En Ghana, por ejemplo, cayó la cuota de mercado de los productores locales de ave de corral del 95% al 11% en un año, gracias a importaciones avícolas subvencionadas procedentes de la Unión Europea. Miles de familias se quedaron sin ingresos. ¿Es eso desarrollo sostenible?
El segundo error es, desde mi punto de vista, que no se tomó suficientemente en cuenta la condición humana. Claro, no todos pueden tener como propósito en la vida conducir un todoterreno o volar una vez al año al Caribe.
Pero miles de millones de personas, incluso en países desarrollados con un amplio sector de la población socioeconómicamente desfavorecida, aún tienen sueños materialistas, a veces muy básicos, y ni yo ni nadie debería juzgarlos.
Para un liberal, avanzar en la vida es un derecho humano. Si gente con buen estatus económico que vive en grandes capitales deciden vender su coche y comer vegano, fantástico, yo siento cierta simpatía por el posmaterialismo.
Pero no pueden obligar a todo el mundo a hacer lo mismo porque somos diversos. Entra nuevamente el tema del paternalismo de una clase global privilegiada y poco sensible a la posición social relativa de otros.
Lo que me lleva a mi tercera crítica.
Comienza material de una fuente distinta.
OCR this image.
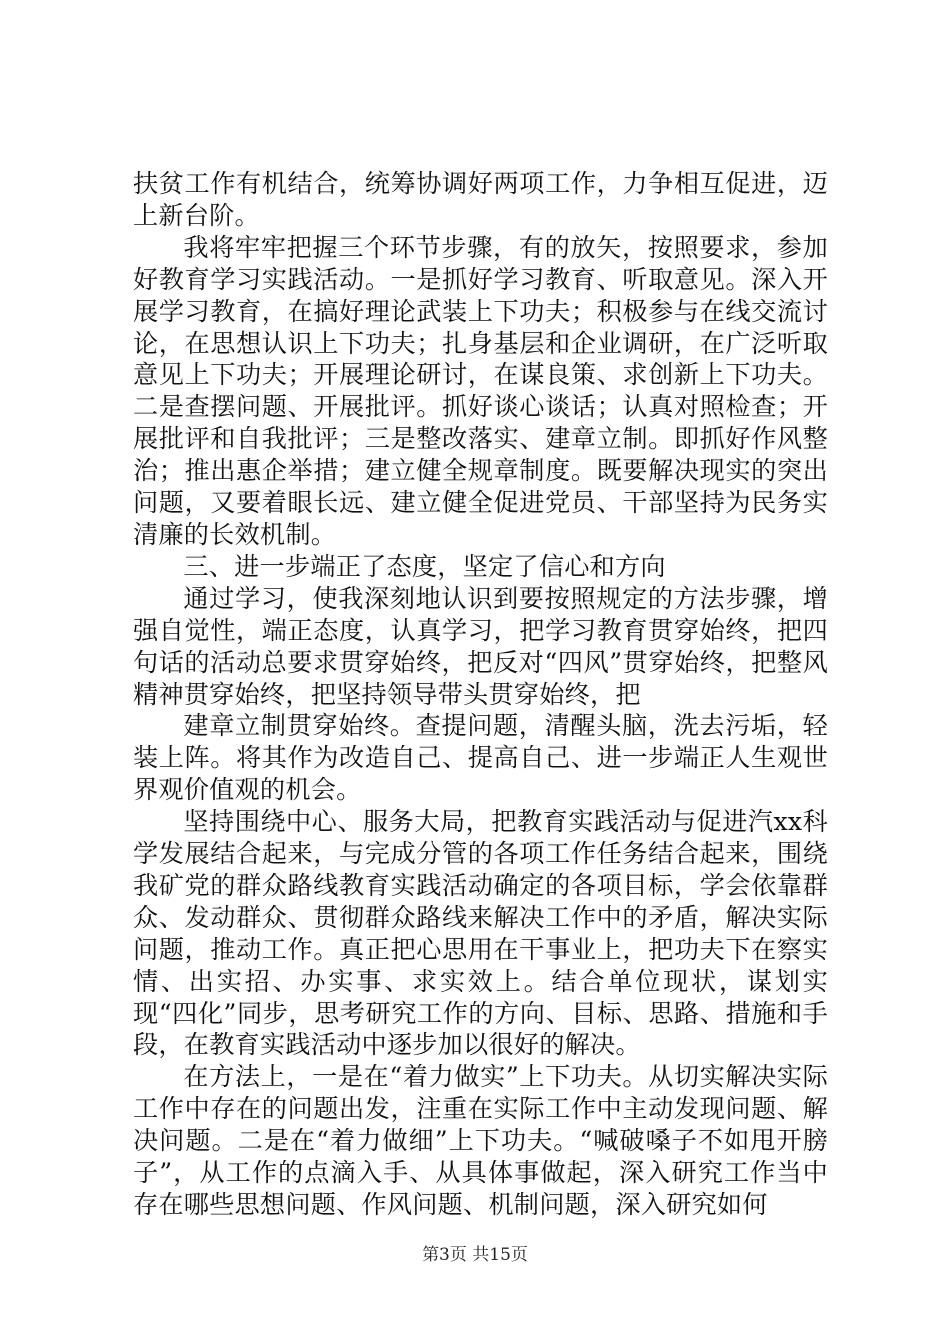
扶贫工作有机结合，统筹协调好两项工作，力争相互促进，迈上新台阶。

我将牢牢把握三个环节步骤，有的放矢，按照要求，参加好教育学习实践活动。一是抓好学习教育、听取意见。深入开展学习教育，在搞好理论武装上下功夫；积极参与在线交流讨论，在思想认识上下功夫；扎身基层和企业调研，在广泛听取意见上下功夫；开展理论研讨，在谋良策、求创新上下功夫。二是查摆问题、开展批评。抓好谈心谈话；认真对照检查；开展批评和自我批评；三是整改落实、建章立制。即抓好作风整治；推出惠企举措；建立健全规章制度。既要解决现实的突出问题，又要着眼长远、建立健全促进党员、干部坚持为民务实清廉的长效机制。

三、进一步端正了态度，坚定了信心和方向

通过学习，使我深刻地认识到要按照规定的方法步骤，增强自觉性，端正态度，认真学习，把学习教育贯穿始终，把四句话的活动总要求贯穿始终，把反对“四风”贯穿始终，把整风精神贯穿始终，把坚持领导带头贯穿始终，把

建章立制贯穿始终。查提问题，清醒头脑，洗去污垢，轻装上阵。将其作为改造自己、提高自己、进一步端正人生观世界观价值观的机会。

坚持围绕中心、服务大局，把教育实践活动与促进汽xx科学发展结合起来，与完成分管的各项工作任务结合起来，围绕我矿党的群众路线教育实践活动确定的各项目标，学会依靠群众、发动群众、贯彻群众路线来解决工作中的矛盾，解决实际问题，推动工作。真正把心思用在干事业上，把功夫下在察实情、出实招、办实事、求实效上。结合单位现状，谋划实现“四化”同步，思考研究工作的方向、目标、思路、措施和手段，在教育实践活动中逐步加以很好的解决。

在方法上，一是在“着力做实”上下功夫。从切实解决实际工作中存在的问题出发，注重在实际工作中主动发现问题、解决问题。二是在“着力做细”上下功夫。“喊破嗓子不如甩开膀子”，从工作的点滴入手、从具体事做起，深入研究工作当中存在哪些思想问题、作风问题、机制问题，深入研究如何

第3页 共15页
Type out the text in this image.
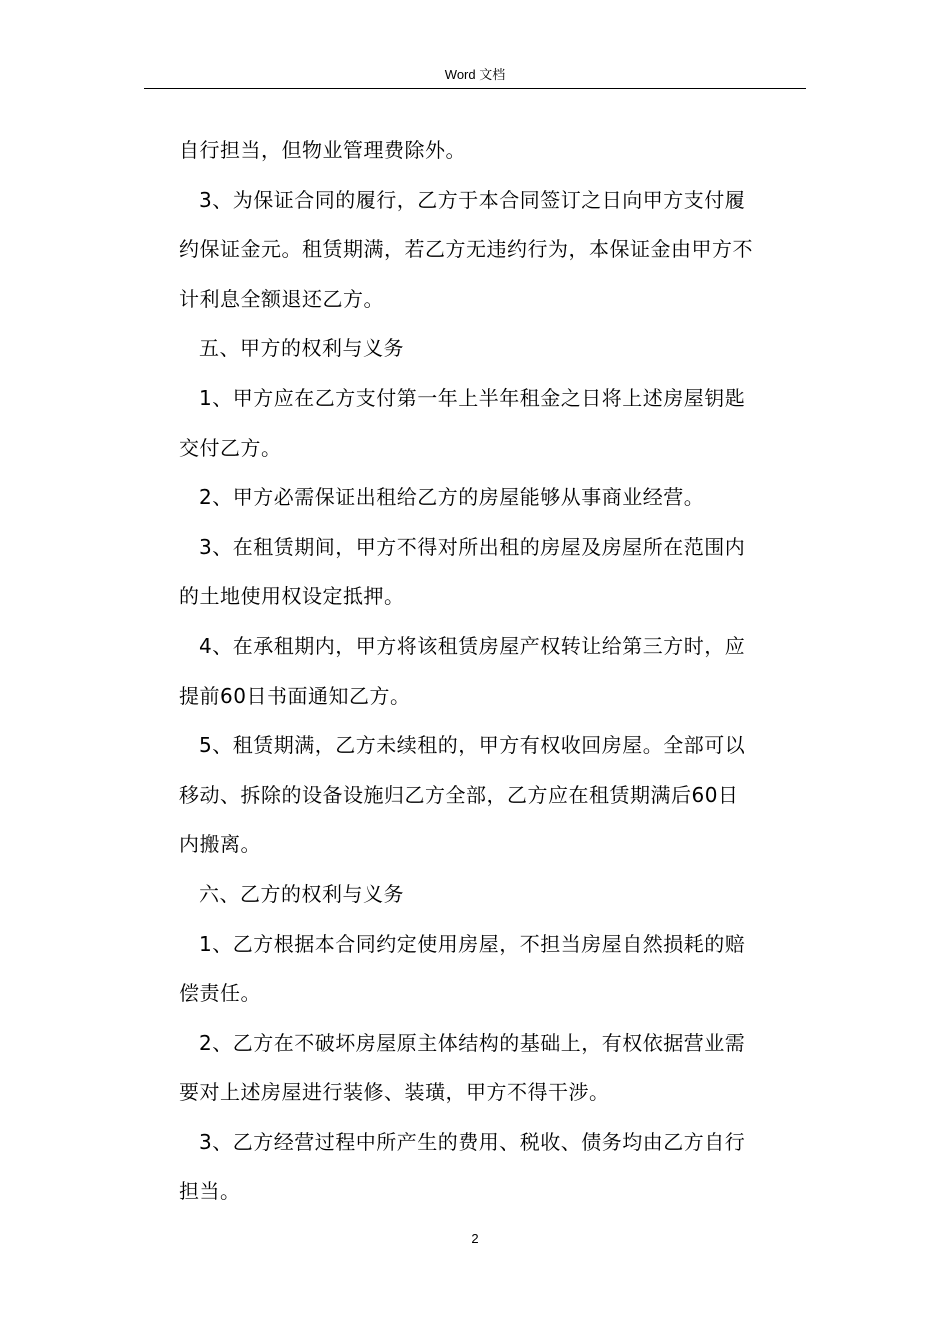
Word 文档
自行担当，但物业管理费除外。
3、为保证合同的履行，乙方于本合同签订之日向甲方支付履
约保证金元。租赁期满，若乙方无违约行为，本保证金由甲方不
计利息全额退还乙方。
五、甲方的权利与义务
1、甲方应在乙方支付第一年上半年租金之日将上述房屋钥匙
交付乙方。
2、甲方必需保证出租给乙方的房屋能够从事商业经营。
3、在租赁期间，甲方不得对所出租的房屋及房屋所在范围内
的土地使用权设定抵押。
4、在承租期内，甲方将该租赁房屋产权转让给第三方时，应
提前60日书面通知乙方。
5、租赁期满，乙方未续租的，甲方有权收回房屋。全部可以
移动、拆除的设备设施归乙方全部，乙方应在租赁期满后60日
内搬离。
六、乙方的权利与义务
1、乙方根据本合同约定使用房屋，不担当房屋自然损耗的赔
偿责任。
2、乙方在不破坏房屋原主体结构的基础上，有权依据营业需
要对上述房屋进行装修、装璜，甲方不得干涉。
3、乙方经营过程中所产生的费用、税收、债务均由乙方自行
担当。
2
La única cosa que nos puede rescatar como especie, y lo que puede resolver los retos mencionados, es, a mi criterio, la innovación y el libre mercado, incluyendo por supuesto la internalización de los gastos externos y cuando no hay otro remedio: la regulación estricta para proteger los ecosistemas (ya no dejamos que las empresas ensucien ríos con sustancias tóxicas, por ejemplo).
La burocracia estatal, restricciones al libre comercio (incluyendo mercados digitales), la falta de creatividad en la administración pública, la iniciativa y la creatividad son las que nos salvarán, y muchas veces el estado es más un reto que un apoyo.
Para finalizar, me gustaría subrayar que los ODS clave en este sentido para mí son el número dos (hambre cero), el tres (salud y bienestar) y el cuatro (educación de calidad). Nadie debería pasar hambre y cada persona en este mundo debería tener acceso a estos dos últimos elementos que pueden provenir de sistemas públicos o privados –si bien el Estado debe garantizarlos–.
La creatividad humana es la materia prima distribuida de una forma más justa en todo el mundo. La persona que desarrolle la próxima innovación en energía limpia que nos permita movilidad con ética, puede ser un niño que este ahora mismo aprendiendo a dibujar en su colegio de Madrid o bien una niña jugando fútbol en Eritrea.
Para desarrollar nuestro potencial, necesitamos vivir sin hambre y con acceso a educación y sanidad. Seríamos muy necios si no apoyamos a cualquier joven en este mundo para que la humanidad tenga otra oportunidad en este planeta –Marte no me apetece–.
*** David Henneberger es el director de la Fundación Friedrich Naumann en Madrid.